Écartement des yeux, distance avec le nez, commissure des lèvres… Reposant sur un ensemble de critères, la reconnaissance faciale, couplée à l’analyse d’images avec l’intelligence artificielle, permet même de reconnaître les émotions. Est-ce pour autant la technologie de biométrie “la plus naturelle”, comme l’affirme l’un des intervenants de la visioconférence organisée par la Mission Ecoter mardi 1er février 2022 ? Vaste débat que celui de “l’usage de la reconnaissance faciale dans l’espace public”. Propre à révolutionner notre quotidien, la reconnaissance faciale connaît déjà des usages nombreux et variés, dopés par un marché en expansion de 20% par an ces trois dernières années, dominé par les entreprises chinoises, japonaises et américaines. Dans le domaine commercial, on se sert déjà de son visage pour déverrouiller son smartphone et, demain peut-être, pour payer en ligne. Elle permet déjà, dans certains aéroports, de passer le contrôle d’identité. Certains veulent même l’utiliser rapidement pour identifier des individus en temps réel dans une foule et lui prête la capacité de “déjouer ainsi par avance des attentats terroristes”. Y recourir ou pas. La question se pose avec d’autant plus d’acuité que des enjeux “majeurs de sécurité intérieure” émergent, avec l’organisation prochaine de la Coupe du monde de rugby et des Jeux olympiques et paralympiques.

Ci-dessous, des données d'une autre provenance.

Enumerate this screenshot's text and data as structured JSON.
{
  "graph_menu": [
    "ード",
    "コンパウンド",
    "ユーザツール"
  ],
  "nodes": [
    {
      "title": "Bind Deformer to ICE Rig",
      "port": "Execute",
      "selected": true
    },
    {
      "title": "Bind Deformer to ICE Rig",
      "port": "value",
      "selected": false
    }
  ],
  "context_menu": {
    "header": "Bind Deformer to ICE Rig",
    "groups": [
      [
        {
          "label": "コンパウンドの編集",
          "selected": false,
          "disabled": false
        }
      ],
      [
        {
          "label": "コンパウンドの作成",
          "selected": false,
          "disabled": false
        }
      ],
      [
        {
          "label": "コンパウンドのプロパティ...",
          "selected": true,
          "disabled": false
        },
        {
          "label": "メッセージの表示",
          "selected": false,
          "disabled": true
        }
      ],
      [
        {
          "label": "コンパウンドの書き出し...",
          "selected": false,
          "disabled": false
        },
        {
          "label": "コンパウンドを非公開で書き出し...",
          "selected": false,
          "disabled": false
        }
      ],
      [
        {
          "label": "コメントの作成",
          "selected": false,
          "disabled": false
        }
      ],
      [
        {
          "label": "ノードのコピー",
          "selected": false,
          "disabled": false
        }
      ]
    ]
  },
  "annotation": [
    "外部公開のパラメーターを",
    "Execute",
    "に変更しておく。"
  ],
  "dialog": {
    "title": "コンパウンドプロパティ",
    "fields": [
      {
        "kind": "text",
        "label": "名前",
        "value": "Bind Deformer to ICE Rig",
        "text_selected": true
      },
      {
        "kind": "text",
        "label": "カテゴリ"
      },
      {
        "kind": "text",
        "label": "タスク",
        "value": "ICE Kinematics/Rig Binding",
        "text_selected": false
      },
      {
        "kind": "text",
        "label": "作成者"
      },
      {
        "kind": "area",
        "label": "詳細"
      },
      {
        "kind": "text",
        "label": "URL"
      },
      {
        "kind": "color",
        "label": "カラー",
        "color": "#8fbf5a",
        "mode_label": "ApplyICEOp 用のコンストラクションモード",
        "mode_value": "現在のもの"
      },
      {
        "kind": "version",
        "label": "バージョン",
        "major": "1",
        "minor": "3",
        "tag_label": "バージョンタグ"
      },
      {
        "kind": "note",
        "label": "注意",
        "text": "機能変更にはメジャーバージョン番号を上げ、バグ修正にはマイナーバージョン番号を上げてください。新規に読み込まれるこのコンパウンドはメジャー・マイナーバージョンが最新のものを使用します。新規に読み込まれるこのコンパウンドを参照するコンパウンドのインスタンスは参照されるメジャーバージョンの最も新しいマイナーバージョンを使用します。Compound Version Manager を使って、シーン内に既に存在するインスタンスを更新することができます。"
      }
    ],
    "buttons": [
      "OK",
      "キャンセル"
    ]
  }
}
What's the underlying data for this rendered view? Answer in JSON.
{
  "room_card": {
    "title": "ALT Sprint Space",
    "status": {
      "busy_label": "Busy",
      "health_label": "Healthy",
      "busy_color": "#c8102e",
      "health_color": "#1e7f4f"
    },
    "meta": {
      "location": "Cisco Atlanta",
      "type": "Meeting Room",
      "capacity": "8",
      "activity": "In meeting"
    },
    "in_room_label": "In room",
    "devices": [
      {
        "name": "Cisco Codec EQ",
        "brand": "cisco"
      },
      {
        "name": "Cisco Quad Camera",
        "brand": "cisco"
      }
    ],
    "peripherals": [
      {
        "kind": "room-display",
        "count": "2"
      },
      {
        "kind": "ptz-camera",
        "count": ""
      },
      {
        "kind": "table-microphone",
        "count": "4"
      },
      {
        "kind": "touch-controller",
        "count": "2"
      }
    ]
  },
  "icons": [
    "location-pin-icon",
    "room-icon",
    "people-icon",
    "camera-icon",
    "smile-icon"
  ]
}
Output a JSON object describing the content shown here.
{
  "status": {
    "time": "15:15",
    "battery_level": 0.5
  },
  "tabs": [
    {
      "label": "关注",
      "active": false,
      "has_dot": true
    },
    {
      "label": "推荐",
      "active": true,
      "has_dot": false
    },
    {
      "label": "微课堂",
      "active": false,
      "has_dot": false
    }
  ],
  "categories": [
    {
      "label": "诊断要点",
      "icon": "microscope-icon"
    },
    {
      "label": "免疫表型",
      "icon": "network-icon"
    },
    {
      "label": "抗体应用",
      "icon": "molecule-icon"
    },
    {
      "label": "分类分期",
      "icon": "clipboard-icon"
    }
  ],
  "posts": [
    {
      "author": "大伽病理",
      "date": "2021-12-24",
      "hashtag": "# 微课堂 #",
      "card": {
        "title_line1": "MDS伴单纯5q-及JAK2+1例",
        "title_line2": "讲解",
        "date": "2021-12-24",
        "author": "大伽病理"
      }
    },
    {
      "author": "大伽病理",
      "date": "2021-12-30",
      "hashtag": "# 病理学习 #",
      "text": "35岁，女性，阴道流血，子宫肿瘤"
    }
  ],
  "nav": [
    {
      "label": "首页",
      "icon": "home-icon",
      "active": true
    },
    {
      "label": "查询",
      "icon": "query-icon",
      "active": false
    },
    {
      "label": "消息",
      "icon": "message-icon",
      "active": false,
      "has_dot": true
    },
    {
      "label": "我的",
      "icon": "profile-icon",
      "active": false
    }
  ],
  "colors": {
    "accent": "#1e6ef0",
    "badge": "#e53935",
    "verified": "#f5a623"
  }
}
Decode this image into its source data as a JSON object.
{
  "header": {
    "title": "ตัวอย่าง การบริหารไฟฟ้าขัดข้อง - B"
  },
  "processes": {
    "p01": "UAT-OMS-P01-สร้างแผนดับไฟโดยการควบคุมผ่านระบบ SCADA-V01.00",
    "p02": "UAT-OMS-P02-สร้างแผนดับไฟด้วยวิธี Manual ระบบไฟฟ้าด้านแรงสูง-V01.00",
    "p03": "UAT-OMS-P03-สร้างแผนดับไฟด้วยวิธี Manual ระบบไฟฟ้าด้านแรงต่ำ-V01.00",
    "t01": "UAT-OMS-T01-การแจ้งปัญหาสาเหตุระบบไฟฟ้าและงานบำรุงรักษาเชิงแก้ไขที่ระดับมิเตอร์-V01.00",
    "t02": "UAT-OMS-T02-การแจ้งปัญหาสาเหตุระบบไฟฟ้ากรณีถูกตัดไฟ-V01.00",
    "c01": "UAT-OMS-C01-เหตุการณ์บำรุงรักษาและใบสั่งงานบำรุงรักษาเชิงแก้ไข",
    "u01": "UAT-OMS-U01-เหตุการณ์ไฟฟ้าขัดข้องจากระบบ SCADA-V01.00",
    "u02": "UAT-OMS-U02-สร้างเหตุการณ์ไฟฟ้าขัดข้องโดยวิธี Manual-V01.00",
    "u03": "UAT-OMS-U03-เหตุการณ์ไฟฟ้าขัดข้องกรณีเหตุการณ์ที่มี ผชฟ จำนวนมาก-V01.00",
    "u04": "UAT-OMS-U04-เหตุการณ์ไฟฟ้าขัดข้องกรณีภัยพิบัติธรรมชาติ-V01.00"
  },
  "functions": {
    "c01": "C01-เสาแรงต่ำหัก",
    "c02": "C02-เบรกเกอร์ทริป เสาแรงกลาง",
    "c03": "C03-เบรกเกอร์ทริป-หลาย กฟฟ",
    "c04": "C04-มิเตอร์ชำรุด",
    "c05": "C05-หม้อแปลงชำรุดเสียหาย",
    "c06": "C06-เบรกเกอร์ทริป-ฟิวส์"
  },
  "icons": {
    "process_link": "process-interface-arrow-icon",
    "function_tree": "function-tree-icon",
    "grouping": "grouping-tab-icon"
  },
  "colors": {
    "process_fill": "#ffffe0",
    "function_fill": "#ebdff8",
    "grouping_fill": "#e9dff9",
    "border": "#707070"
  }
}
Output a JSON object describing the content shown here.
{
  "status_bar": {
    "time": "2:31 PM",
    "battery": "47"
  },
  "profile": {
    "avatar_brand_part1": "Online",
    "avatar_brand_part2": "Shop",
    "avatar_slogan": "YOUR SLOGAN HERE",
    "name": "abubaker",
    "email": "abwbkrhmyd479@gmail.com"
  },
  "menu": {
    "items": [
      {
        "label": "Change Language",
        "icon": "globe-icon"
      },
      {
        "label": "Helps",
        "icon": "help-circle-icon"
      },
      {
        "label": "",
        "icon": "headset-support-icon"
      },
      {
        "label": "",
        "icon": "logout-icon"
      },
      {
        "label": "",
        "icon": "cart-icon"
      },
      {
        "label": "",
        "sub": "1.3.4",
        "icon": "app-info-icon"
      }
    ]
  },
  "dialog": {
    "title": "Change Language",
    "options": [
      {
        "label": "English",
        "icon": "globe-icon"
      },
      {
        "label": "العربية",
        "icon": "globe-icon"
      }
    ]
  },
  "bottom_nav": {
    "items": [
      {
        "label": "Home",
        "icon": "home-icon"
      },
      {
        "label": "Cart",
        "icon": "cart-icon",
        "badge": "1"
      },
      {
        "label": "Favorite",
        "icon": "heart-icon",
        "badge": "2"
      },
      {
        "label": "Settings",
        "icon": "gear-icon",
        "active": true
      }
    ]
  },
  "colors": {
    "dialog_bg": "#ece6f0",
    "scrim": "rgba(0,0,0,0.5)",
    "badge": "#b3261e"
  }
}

L’objectif de la visioconférence du 1er février était donc de donner la parole aux différents acteurs publics et privés sur cet épineux sujet, ses enjeux et usages. Pour Anthony Borre, premier adjoint au maire de Nice, la ville qui recense pas moins de 3.800 caméras, pas l’ombre d’un doute : à la question de savoir si cette technologie est efficace, la réponse est oui. “Même si les caméras seules ne peuvent pas tout”, tempère-t-il. Il cite leur utilité en matière de lutte contre les dépôts sauvages, les incivilités, la lutte contre la délinquance. C’est surtout de l’expérimentation menée en 2019 lors du carnaval (voir notre article du 19 février), dans la fan-zone, dont il parlera. Une expérimentation menée avec “1.000 personnes au courant et consentantes” afin de déterminer si ces technologies étaient efficaces. Il évoque le fait que le logiciel utilisé a permis de distinguer le jumeau dont la photo lui avait été soumise de l’autre. “Il a permis également de faire le lien entre la photo d’un homme présent lors du carnaval et sa photo 20 ans plus tôt”, se félicite l’élu niçois. Autant d’éléments qui ont permis à la ville de Nice de transmettre un rapport au gouvernement concluant à l’efficacité de ces technologies.

“Les faux positifs”

À propos de cette expérimentation, la réaction de Jacques Priol, président de l’observatoire Data Publica (voir notre article du 28 janvier 2022) (1), n’a pas été tendre. L’auteur de “Le big data des territoires” et de “Ne laissez pas Google gérer nos vies” a d’abord tenu à rappeler comment fonctionne concrètement la reconnaissance faciale. “On accorde à la reconnaissance faciale des intentions qui sont louables et difficilement critiquables mais le problème, c’est de rentrer dans le cœur des algorithmes, dans le cœur de la boîte de l’intelligence artificielle”, insiste Jacques Priol. “La reconnaissance faciale, ce n’est pas la capacité d’un smartphone à me reconnaître alors que j’ai déjà donné au smartphone l’ensemble des informations biométriques qui permettent d’identifier mon visage. Ce processus c’est de l’authentification !”, commence-t-il. Selon lui, ce dont on parle aujourd’hui – “généraliser la reconnaissance faciale dans l’espace public” -, “c’est très différent”. “On donne à un algorithme des images de visages que l’on va rechercher. Et on va lui demander de reconnaître ces visages parmi la foule.” Et, souligne Jacques Priol, “contrairement à ce qu’on laisse entendre de ce qui a été fait sur Nice, quand cette expérimentation se fait sur l’ensemble d’une population, l’algorithme fait des erreurs”, souligne-t-il. Avant d’ajouter : “Il faut, d’une part, que l’algorithme fasse son apprentissage et, d’autre part, il va falloir le paramétrer.” “Il y a, poursuit-il, deux manières de le faire plus ou moins dures : la première consiste à ce qu’il fasse le moins d’erreurs possibles et il risque de rater sa cible… La deuxième, de manière à être sûrs d’attraper celui ou celle qu’on recherche MAIS on va en attraper beaucoup d’autres… C’est ce qu’on l’on va appeler ‘les faux positifs’ : les gens arrêtés par erreur.” Se basant sur des études “massives” qui ont déjà été menées, Jacques Priol donne ce chiffre : “On a entre 40 et 70% de succès avec la reconnaissance faciale dans l’espace public.”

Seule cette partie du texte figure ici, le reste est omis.